For a nation like Nigeria, what Kumar’s framework does is to demand a reframing of how literacy is taught. Interactive apps in Kenya’s informal settlements use local languages and gamification to teach reading, demonstrating that curiosity-driven methods can accelerate basic skill acquisition.
Instead of blanket university expansion, Nigeria could do these three things for a start – invest in:
• Community Learning Hubs: Spaces where youth access online courses, mentorship, and tools (3D printers, farming equipment) to solve local problems.
• Skill Certification Networks: Partnerships between industries and vocational centres to certify competencies (e.g., coding, renewable energy installation) without requiring degrees.
• Teacher Cooperatives: Decentralised networks allowing educators to share resources and innovate beyond bureaucratic constraints.

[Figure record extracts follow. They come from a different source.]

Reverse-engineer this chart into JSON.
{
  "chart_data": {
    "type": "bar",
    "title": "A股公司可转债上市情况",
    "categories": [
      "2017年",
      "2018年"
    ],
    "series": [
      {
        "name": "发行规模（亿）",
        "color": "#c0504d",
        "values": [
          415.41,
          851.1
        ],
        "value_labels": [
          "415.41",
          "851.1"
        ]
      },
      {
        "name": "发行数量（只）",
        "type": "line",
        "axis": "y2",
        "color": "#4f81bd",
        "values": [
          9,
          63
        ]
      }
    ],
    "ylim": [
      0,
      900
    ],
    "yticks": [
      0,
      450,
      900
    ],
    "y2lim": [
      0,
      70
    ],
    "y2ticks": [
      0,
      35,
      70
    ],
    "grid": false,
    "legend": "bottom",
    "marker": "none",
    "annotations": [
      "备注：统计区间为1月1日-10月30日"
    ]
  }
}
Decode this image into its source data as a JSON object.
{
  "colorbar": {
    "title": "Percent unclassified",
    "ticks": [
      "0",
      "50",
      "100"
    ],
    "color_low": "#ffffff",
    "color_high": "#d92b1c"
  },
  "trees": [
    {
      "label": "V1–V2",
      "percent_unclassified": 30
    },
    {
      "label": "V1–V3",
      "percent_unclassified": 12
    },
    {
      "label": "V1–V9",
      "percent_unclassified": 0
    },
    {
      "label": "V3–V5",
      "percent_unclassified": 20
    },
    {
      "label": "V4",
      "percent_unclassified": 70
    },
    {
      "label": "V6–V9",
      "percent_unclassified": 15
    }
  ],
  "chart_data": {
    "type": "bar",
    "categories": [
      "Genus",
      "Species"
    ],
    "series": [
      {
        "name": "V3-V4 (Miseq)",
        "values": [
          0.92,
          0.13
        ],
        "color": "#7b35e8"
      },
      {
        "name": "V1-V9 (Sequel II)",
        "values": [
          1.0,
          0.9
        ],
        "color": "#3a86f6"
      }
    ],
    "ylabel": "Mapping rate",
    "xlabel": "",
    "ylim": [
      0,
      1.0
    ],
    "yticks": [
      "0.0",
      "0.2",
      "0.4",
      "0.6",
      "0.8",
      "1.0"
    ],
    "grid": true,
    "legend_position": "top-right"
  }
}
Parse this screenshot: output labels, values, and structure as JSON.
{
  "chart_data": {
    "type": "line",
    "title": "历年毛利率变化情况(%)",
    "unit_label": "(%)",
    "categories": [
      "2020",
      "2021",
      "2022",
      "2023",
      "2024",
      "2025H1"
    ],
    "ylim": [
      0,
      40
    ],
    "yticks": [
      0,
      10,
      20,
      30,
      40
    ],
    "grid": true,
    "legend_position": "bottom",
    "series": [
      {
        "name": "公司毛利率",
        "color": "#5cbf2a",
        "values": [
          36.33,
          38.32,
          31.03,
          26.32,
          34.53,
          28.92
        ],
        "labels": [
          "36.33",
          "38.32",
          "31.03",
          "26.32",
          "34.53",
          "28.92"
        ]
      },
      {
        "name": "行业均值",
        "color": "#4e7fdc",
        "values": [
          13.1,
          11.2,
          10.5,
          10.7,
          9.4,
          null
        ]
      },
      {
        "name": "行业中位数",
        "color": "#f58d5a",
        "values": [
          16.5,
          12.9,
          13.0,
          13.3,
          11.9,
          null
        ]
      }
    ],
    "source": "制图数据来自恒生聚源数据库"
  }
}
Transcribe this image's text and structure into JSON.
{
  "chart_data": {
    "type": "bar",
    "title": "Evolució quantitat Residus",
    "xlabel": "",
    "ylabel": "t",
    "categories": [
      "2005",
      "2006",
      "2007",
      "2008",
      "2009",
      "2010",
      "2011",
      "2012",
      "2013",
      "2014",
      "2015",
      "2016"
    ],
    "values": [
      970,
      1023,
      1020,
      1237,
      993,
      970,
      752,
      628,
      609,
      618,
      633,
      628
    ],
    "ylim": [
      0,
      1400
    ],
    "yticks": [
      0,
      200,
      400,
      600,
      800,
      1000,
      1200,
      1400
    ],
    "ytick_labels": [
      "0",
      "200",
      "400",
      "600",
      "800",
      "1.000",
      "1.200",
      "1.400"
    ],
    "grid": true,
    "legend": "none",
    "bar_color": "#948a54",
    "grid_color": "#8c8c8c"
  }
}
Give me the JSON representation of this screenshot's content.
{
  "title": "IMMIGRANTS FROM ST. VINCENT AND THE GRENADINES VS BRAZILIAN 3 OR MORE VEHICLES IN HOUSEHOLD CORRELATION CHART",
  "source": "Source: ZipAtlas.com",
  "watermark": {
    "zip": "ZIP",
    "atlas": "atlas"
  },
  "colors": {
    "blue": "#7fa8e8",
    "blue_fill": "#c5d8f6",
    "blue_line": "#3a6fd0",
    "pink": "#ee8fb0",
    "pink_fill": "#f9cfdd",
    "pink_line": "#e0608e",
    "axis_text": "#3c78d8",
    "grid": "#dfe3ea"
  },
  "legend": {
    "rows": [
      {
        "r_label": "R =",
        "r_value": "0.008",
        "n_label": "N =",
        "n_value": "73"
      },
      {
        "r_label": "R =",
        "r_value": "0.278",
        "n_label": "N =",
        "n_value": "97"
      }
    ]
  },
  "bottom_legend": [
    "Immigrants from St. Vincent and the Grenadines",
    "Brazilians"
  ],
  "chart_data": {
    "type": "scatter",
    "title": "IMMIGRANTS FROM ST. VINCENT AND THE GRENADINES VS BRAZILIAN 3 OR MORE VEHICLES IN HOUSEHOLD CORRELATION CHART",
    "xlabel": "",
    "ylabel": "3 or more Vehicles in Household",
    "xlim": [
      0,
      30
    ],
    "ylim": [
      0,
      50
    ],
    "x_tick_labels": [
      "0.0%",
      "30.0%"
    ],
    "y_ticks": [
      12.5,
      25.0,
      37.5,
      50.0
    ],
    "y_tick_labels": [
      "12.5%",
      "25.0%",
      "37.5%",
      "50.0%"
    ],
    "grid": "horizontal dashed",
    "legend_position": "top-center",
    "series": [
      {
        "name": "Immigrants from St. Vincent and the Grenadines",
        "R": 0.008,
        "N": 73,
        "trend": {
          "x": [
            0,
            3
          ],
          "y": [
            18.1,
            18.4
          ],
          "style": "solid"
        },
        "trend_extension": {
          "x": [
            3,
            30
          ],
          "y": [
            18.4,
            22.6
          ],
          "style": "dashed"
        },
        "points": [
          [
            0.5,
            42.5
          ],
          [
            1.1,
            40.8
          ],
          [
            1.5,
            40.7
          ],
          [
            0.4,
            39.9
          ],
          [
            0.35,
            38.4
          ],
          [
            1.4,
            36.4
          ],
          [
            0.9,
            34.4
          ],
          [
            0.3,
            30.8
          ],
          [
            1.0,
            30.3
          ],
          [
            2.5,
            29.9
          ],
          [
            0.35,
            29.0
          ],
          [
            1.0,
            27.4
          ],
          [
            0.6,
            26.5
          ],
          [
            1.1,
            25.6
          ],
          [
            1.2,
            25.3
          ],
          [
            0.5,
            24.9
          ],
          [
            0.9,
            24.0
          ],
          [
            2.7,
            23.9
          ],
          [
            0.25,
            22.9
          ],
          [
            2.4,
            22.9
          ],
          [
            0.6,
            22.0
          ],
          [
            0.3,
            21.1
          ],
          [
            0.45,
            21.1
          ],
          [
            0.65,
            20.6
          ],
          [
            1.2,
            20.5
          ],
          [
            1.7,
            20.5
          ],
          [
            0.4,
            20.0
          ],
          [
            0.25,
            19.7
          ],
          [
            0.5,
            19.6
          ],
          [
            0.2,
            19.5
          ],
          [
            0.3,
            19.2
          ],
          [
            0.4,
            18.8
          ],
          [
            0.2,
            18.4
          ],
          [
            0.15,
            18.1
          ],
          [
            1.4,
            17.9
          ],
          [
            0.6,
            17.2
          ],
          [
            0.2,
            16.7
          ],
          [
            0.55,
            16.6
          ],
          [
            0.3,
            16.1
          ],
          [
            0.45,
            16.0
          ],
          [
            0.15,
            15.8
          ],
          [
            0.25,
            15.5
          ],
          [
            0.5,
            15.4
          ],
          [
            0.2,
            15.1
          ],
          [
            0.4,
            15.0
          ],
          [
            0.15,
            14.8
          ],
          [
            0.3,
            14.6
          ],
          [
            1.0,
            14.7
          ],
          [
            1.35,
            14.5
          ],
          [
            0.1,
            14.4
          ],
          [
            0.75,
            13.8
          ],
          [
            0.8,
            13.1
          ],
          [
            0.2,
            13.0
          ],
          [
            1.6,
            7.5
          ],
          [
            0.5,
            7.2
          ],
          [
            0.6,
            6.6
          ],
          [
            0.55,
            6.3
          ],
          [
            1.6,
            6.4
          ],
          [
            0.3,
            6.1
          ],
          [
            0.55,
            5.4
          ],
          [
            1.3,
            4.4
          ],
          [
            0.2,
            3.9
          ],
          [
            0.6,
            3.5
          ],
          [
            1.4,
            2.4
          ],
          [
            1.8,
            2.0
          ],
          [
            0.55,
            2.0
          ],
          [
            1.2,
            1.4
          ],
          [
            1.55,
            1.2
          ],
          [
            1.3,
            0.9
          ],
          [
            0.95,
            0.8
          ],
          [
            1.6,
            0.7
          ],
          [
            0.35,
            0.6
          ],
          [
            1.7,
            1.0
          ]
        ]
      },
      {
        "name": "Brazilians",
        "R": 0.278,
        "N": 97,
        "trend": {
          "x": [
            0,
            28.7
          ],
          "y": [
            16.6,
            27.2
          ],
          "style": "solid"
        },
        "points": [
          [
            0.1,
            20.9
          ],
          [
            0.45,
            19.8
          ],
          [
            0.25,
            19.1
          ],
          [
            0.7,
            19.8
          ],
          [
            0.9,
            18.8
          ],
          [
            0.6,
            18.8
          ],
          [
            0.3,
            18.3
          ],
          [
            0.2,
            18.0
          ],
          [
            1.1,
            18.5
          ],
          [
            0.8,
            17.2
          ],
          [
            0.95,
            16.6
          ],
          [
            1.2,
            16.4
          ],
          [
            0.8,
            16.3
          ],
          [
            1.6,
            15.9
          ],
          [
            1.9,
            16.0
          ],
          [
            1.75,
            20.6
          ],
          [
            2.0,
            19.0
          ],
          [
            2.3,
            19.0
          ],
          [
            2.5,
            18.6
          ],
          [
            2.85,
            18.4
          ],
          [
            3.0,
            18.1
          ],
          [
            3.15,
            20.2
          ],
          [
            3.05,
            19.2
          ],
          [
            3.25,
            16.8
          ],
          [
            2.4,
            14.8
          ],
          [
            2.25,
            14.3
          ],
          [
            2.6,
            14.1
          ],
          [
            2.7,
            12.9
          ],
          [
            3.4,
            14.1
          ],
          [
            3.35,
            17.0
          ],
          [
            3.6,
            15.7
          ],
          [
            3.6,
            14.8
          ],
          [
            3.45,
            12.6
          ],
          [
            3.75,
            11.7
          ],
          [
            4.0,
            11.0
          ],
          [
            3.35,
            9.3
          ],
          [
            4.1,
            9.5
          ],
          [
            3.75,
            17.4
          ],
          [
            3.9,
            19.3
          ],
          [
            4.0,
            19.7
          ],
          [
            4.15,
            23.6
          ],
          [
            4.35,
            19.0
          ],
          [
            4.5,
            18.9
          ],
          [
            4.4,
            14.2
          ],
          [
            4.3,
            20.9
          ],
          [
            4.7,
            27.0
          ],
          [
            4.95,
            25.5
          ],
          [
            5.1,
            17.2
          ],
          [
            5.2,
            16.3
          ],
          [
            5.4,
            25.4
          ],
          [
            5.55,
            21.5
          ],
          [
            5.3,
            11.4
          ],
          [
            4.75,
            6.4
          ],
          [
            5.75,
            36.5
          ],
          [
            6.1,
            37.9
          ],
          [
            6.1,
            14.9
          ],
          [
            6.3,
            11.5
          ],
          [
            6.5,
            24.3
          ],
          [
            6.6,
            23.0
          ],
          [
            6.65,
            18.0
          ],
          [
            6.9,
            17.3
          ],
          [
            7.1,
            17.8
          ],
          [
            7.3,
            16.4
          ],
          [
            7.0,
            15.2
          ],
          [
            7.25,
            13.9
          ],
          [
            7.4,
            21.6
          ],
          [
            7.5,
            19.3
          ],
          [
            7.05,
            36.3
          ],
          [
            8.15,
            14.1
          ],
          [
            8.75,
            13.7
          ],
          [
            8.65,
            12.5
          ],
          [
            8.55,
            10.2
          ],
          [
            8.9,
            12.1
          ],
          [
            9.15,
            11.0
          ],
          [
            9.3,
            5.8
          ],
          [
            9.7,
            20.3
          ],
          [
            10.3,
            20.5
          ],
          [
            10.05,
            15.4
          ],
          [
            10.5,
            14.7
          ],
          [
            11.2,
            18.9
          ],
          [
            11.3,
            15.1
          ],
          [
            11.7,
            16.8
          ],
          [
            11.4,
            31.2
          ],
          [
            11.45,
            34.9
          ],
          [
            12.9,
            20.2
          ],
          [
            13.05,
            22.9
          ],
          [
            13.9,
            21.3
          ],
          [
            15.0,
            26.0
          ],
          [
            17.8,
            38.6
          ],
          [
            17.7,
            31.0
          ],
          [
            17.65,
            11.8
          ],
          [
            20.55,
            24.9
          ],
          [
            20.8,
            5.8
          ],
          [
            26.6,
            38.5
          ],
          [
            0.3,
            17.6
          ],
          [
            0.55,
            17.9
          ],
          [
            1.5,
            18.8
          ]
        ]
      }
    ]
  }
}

Senators advocating more universities might benefit from epistemic humility. By engaging with out-of-school girls in Kano or unemployed graduates in Lagos, Abuja or Port Harcourt, they could learn a thing or two about the needs of the unemployed — microgrants for startups, re-skilling workshops.
Not knowing as a path to re-imagination
Shruthi Kumar’s “power of not knowing” offers Nigeria and her Senators, not a dismissal of formal education, but a pair of lens to question inherited systems. It challenges policymakers to admit, “We don’t know how to fix this yet,” opening space for limitless innovation. By combining urgent literacy efforts with pedagogical models that prize curiosity over credentials, Nigeria could transform its crisis into a laboratory for educational renewal. The call to abolish formal education is not a rejection of formal learning — it is a demand to unlearn colonial rigidity and embrace the fertile uncertainty of not knowing.